In summary this happened:
After updating wpa_supplicant from 2.9 to 2.10 the kernel crashed with a
"divide error: 0000" when connecting to an AP.
Control port tx now tries to use IEEE80211_AC_VO for the priority, which
wpa_supplicants starts to use in 2.10.
Since only the rtl8187se part of the driver supports QoS, the priority
of the skb is set to IEEE80211_AC_BE (2) by mac80211 for rtl8180/rtl8185
cards.
rtl8180 is then unconditionally reading out the priority and finally crashes on
drivers/net/wireless/realtek/rtl818x/rtl8180/dev.c line 544 without this
patch:
idx = (ring->idx + skb_queue_len(&ring->queue)) % ring->entries
"ring->entries" is zero for rtl8180/rtl8185 cards, tx_ring[2] never got
initialized.
All this after "---" line is very useful information but the actual
commit log is just two sentences. I would copy all to the commit log.

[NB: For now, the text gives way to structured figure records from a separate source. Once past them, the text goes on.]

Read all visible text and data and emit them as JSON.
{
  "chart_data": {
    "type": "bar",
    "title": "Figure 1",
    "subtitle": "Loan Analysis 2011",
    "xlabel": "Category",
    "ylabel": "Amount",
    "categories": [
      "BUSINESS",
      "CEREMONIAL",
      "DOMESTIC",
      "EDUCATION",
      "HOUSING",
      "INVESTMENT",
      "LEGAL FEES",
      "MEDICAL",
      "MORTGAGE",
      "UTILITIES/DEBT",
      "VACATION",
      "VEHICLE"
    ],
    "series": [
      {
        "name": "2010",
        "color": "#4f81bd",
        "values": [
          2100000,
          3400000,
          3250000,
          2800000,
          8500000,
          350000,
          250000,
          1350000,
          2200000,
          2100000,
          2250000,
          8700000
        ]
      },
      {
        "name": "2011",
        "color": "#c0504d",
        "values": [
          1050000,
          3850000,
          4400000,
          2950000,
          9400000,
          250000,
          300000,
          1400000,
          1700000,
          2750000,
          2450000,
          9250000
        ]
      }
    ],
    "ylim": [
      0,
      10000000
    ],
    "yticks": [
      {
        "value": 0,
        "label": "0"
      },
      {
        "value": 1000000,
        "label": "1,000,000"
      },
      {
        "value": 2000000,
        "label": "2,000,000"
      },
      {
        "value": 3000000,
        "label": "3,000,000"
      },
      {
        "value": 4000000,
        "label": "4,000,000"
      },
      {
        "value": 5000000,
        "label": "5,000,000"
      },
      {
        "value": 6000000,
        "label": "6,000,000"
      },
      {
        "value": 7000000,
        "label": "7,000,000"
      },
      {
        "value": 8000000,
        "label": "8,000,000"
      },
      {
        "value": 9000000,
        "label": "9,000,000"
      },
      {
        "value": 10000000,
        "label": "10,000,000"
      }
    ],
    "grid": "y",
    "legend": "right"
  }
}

We don't need to limit the size of the commit log, on the contrary we
should include all the information in it.
I see what you mean, fine for me.
If you prefer I can also make an update but feel to handle that at your
convenience. If you e.g. see a better way to do that drop the patch and
simply submit your version.
While I spent some time figuring out how QoS is intended to work and I'm
pretty sure I finally got the outline it I'm still wondering why we
never set the priority for skb's on the normal transmit path.
Obviously the idea is to keep the queue from whoever set it prior to us
and just overwriting it with good reason.
I plan to look a bit more into that, especially since Pierre's system
was working when wpa_supplicant is not using control Port. Thus
skb_get_queue_mapping() must return zero - or max one - on that path.
That only makes sense when the network subsystem knows that QoS is not
supported and is not bothering to set the queue. (Or if we would map
zero to IEEE80211_AC_BE, but we are not handling it that way)
It basically drills down to the fact that we only call
_ieee80211_select_queue() on the normal tx path for drivers supporting
wake_tx_queue. I would have expected that call to be done for all
drivers. (Or at least all drivers supporting QoS.)
So there is either a strange bug or - so far more likely - some serious
gap in my still evolving understanding of QoS.